I hate New York but I do not hate New Yorkers. I need to be absolutely clear on this point. I am envious of them for their ability to love their metropolis. New York exhausts me. I suppose I’m envious of their social stamina. But I have friends in New York. I like to see them when I’m dragged into that life-sized escape room. I’d like to see more of my New York friends. According to the rough Substack stats, about a hundred people are reading this right now in New York. I love all of you.
And I love shades of New York. The bistros open and surreptitiously serving wine in coffee mugs until five am. The lawlessness within the law of it. The way you can sit on a Central Park bench, reading a book in the middle of it all with the experiences hitting you like city busses.
It should also be said that I’ve never felt unsafe in New York. On dozens of occasions, I have walked carelessly through that city at 3am. I have no empathy for that terror of cities that has become a fixation of the right-wing media (especially (and bizarrely) the New York Post). I just don’t like it — it feels like angry cowardliness.
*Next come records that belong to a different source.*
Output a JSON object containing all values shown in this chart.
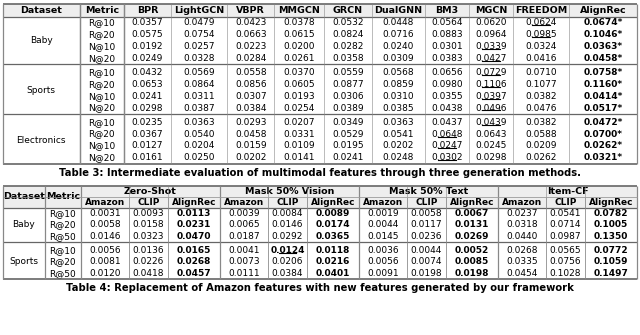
{
  "table3": {
    "title": "Table 3: Intermediate evaluation of multimodal features through three generation methods.",
    "col_headers": [
      "Dataset",
      "Metric",
      "BPR",
      "LightGCN",
      "VBPR",
      "MMGCN",
      "GRCN",
      "DualGNN",
      "BM3",
      "MGCN",
      "FREEDOM",
      "AlignRec"
    ],
    "group_names": [
      "Baby",
      "Sports",
      "Electronics"
    ],
    "group_row_starts": [
      0,
      4,
      8
    ],
    "group_row_ends": [
      3,
      7,
      11
    ],
    "row_labels": [
      "R@10",
      "R@20",
      "N@10",
      "N@20",
      "R@10",
      "R@20",
      "N@10",
      "N@20",
      "R@10",
      "R@20",
      "N@10",
      "N@20"
    ],
    "data": [
      [
        "0.0357",
        "0.0479",
        "0.0423",
        "0.0378",
        "0.0532",
        "0.0448",
        "0.0564",
        "0.0620",
        "0.0624",
        "0.0674*"
      ],
      [
        "0.0575",
        "0.0754",
        "0.0663",
        "0.0615",
        "0.0824",
        "0.0716",
        "0.0883",
        "0.0964",
        "0.0985",
        "0.1046*"
      ],
      [
        "0.0192",
        "0.0257",
        "0.0223",
        "0.0200",
        "0.0282",
        "0.0240",
        "0.0301",
        "0.0339",
        "0.0324",
        "0.0363*"
      ],
      [
        "0.0249",
        "0.0328",
        "0.0284",
        "0.0261",
        "0.0358",
        "0.0309",
        "0.0383",
        "0.0427",
        "0.0416",
        "0.0458*"
      ],
      [
        "0.0432",
        "0.0569",
        "0.0558",
        "0.0370",
        "0.0559",
        "0.0568",
        "0.0656",
        "0.0729",
        "0.0710",
        "0.0758*"
      ],
      [
        "0.0653",
        "0.0864",
        "0.0856",
        "0.0605",
        "0.0877",
        "0.0859",
        "0.0980",
        "0.1106",
        "0.1077",
        "0.1160*"
      ],
      [
        "0.0241",
        "0.0311",
        "0.0307",
        "0.0193",
        "0.0306",
        "0.0310",
        "0.0355",
        "0.0397",
        "0.0382",
        "0.0414*"
      ],
      [
        "0.0298",
        "0.0387",
        "0.0384",
        "0.0254",
        "0.0389",
        "0.0385",
        "0.0438",
        "0.0496",
        "0.0476",
        "0.0517*"
      ],
      [
        "0.0235",
        "0.0363",
        "0.0293",
        "0.0207",
        "0.0349",
        "0.0363",
        "0.0437",
        "0.0439",
        "0.0382",
        "0.0472*"
      ],
      [
        "0.0367",
        "0.0540",
        "0.0458",
        "0.0331",
        "0.0529",
        "0.0541",
        "0.0648",
        "0.0643",
        "0.0588",
        "0.0700*"
      ],
      [
        "0.0127",
        "0.0204",
        "0.0159",
        "0.0109",
        "0.0195",
        "0.0202",
        "0.0247",
        "0.0245",
        "0.0209",
        "0.0262*"
      ],
      [
        "0.0161",
        "0.0250",
        "0.0202",
        "0.0141",
        "0.0241",
        "0.0248",
        "0.0302",
        "0.0298",
        "0.0262",
        "0.0321*"
      ]
    ],
    "underline_cells": [
      [
        0,
        8
      ],
      [
        1,
        8
      ],
      [
        2,
        7
      ],
      [
        3,
        7
      ],
      [
        4,
        7
      ],
      [
        5,
        7
      ],
      [
        6,
        7
      ],
      [
        7,
        7
      ],
      [
        8,
        7
      ],
      [
        9,
        6
      ],
      [
        10,
        6
      ],
      [
        11,
        6
      ]
    ],
    "col_widths_raw": [
      52,
      30,
      32,
      38,
      32,
      34,
      32,
      36,
      30,
      30,
      38,
      46
    ]
  },
  "table4": {
    "title": "Table 4: Replacement of Amazon features with new features generated by our framework",
    "col_group_headers": [
      "Zero-Shot",
      "Mask 50% Vision",
      "Mask 50% Text",
      "Item-CF"
    ],
    "sub_col_headers": [
      "Amazon",
      "CLIP",
      "AlignRec"
    ],
    "group_names": [
      "Baby",
      "Sports"
    ],
    "group_row_starts": [
      0,
      3
    ],
    "group_row_ends": [
      2,
      5
    ],
    "row_labels": [
      "R@10",
      "R@20",
      "R@50",
      "R@10",
      "R@20",
      "R@50"
    ],
    "data": [
      [
        "0.0031",
        "0.0093",
        "0.0113",
        "0.0039",
        "0.0084",
        "0.0089",
        "0.0019",
        "0.0058",
        "0.0067",
        "0.0237",
        "0.0541",
        "0.0782"
      ],
      [
        "0.0058",
        "0.0158",
        "0.0231",
        "0.0065",
        "0.0146",
        "0.0174",
        "0.0044",
        "0.0117",
        "0.0131",
        "0.0318",
        "0.0714",
        "0.1005"
      ],
      [
        "0.0146",
        "0.0323",
        "0.0470",
        "0.0187",
        "0.0292",
        "0.0365",
        "0.0145",
        "0.0236",
        "0.0269",
        "0.0440",
        "0.0987",
        "0.1350"
      ],
      [
        "0.0056",
        "0.0136",
        "0.0165",
        "0.0041",
        "0.0124",
        "0.0118",
        "0.0036",
        "0.0044",
        "0.0052",
        "0.0268",
        "0.0565",
        "0.0772"
      ],
      [
        "0.0081",
        "0.0226",
        "0.0268",
        "0.0073",
        "0.0206",
        "0.0216",
        "0.0056",
        "0.0074",
        "0.0085",
        "0.0335",
        "0.0756",
        "0.1059"
      ],
      [
        "0.0120",
        "0.0418",
        "0.0457",
        "0.0111",
        "0.0384",
        "0.0401",
        "0.0091",
        "0.0198",
        "0.0198",
        "0.0454",
        "0.1028",
        "0.1497"
      ]
    ],
    "underline_cells": [
      [
        3,
        4
      ]
    ],
    "col_widths_raw": [
      32,
      28,
      37,
      30,
      40,
      37,
      30,
      40,
      37,
      30,
      40,
      37,
      30,
      40
    ]
  },
  "bg_color": "#ffffff",
  "line_color": "#888888",
  "text_color": "#000000",
  "header_bg": "#eeeeee",
  "font_size": 6.5,
  "header_font_size": 6.8,
  "title_font_size": 7.2
}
The larger question, the question at the end of all these things is: what’s the point? Why bother defending a distaste for a city that’s so beloved? I suppose the point goes back to the beginning of this piece — all the criticisms of New York seem bitter. They seem always to be voiced by people who couldn’t make it there and so they have transformed the place, in their mind, into a den of vultures. And they want the rest of us to believe in this depiction. But I never tried to make it there. I considered it, briefly, and then realized I couldn’t breathe in the concrete playground no matter how hard I tried. I suppose, to go back to the top, I don’t hate New York City after all. It’s just not my thing.1
worth noting that I’m writing this from a pier overlooking the ocean and I can see palm trees lined along the coast. I surfed for five hours this morning and I can see the surf break from where I sit. I’ll go surfing again on Monday, after I drop my kid off at preschool. This, this exact feeling of golden bliss, it strikes me, is why people leave New York and move to LA.
Speaking for a PNWer, that's certainly a fresh take on LA. I'm not sure I've ever heard anyone describe LA as a place where you could interact with nature, exactly. But it's what I love about West Coast cities. Nature is always pushing up against them in a way I don't think exists in other parts of the country.
I think the palm trees and the surf are key. Not in their tropical symbolism, but here in LA you can directly interact with nature inside the city itself. I have visited NYC, loved it, and I love me some cities, but it is all concrete. Central Park strikes me as something installed, not a piece of Earth left uncovered. The section of LA River near my house is natural bottom. There are tracts of land that have still never been built on out here. The Santa Ana Winds blow the smell of desert into our paved paradise. London is similar to NYC in that way. Every square inch has been touched already. The one bit of open land I encountered ( Mile End Park) isnt a remnant. It was installed (thanks Luftwaffe!). I love cities, but I think this prompt helped me to understand why this one is different, and special. BTW you better hit Langers Deli before the owner makes good on his threat and closes. PEACE!